Farage often set democratic values against the centralized bureaucratic European Union. He has built his political movement on claims that the top institutions of the EU are not elected by the people and, therefore, don’t have the authority to act on the citizens’ behalf.
This is why Farage praises politicians like Viktor Orbán and Greece’s Yanis Varoufakis. He said
Orbán actually believes in things. He does not sheepishly, slavishly go along with the European project as he firmly believes in the concept of the nation-state. He clearly is a strong defender of, as he sees, the Hungarian culture and is not afraid to say and do these things despite huge criticism from the European Union.”
Farage also doesn’t see a threat in the transformation of the juridical system or the often cited erosion of the free press. As he put it:
I just do not see [distortion of democracy] as being true, as far as the judiciary is concerned. There is a lot of Communism alive in Hungary and all over the former Soviet bloc.”

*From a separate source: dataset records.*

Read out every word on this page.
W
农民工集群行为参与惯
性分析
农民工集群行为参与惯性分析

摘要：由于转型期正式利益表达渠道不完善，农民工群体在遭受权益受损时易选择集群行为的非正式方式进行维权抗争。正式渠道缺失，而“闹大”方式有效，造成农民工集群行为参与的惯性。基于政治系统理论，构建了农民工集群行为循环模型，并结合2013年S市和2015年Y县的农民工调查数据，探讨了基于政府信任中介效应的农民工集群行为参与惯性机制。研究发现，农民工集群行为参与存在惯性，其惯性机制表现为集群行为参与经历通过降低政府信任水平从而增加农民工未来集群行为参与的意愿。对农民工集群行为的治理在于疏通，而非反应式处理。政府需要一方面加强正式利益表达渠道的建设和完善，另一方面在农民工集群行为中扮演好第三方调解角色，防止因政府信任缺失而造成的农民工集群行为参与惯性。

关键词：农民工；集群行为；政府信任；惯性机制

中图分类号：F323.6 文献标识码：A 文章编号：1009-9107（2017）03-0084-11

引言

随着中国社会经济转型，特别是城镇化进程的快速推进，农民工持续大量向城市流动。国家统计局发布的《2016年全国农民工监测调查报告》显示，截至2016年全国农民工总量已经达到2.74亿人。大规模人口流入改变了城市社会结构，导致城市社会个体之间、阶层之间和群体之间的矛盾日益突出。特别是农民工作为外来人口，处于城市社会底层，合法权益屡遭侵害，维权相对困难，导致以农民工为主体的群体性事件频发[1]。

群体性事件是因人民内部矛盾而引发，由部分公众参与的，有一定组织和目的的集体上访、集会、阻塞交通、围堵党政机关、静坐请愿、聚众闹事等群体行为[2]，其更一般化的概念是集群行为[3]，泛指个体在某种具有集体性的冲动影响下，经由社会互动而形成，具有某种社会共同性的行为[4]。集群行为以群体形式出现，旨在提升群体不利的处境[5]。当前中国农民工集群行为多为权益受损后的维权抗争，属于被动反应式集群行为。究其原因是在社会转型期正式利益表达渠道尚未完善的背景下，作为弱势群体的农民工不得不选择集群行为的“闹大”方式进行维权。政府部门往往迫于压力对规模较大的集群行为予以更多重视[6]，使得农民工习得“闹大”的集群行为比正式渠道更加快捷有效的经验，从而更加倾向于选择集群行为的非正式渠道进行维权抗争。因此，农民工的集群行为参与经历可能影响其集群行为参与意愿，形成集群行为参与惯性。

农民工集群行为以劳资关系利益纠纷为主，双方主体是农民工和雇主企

Farage also agrees with Viktor Orbán and Fidesz accusing George Soros of interfering in European Politics: “I agree completely of course; his influence is all across the Western democracies.”
He believes that “Europe is going to become much less focused on the EU and Brussels and more focused on the nation states and national interest. This is the whole drift and change of politics in Europe. God knows why [Orbán] comes here so often. It makes him more popular at home I think. He comes, gets abused by everybody, then goes back and it helps his rating.”
In response to being asked if he sees Orbán as a “little authoritarian monster”, Farage replied that he doesn’t: “He represents the future of Europe.”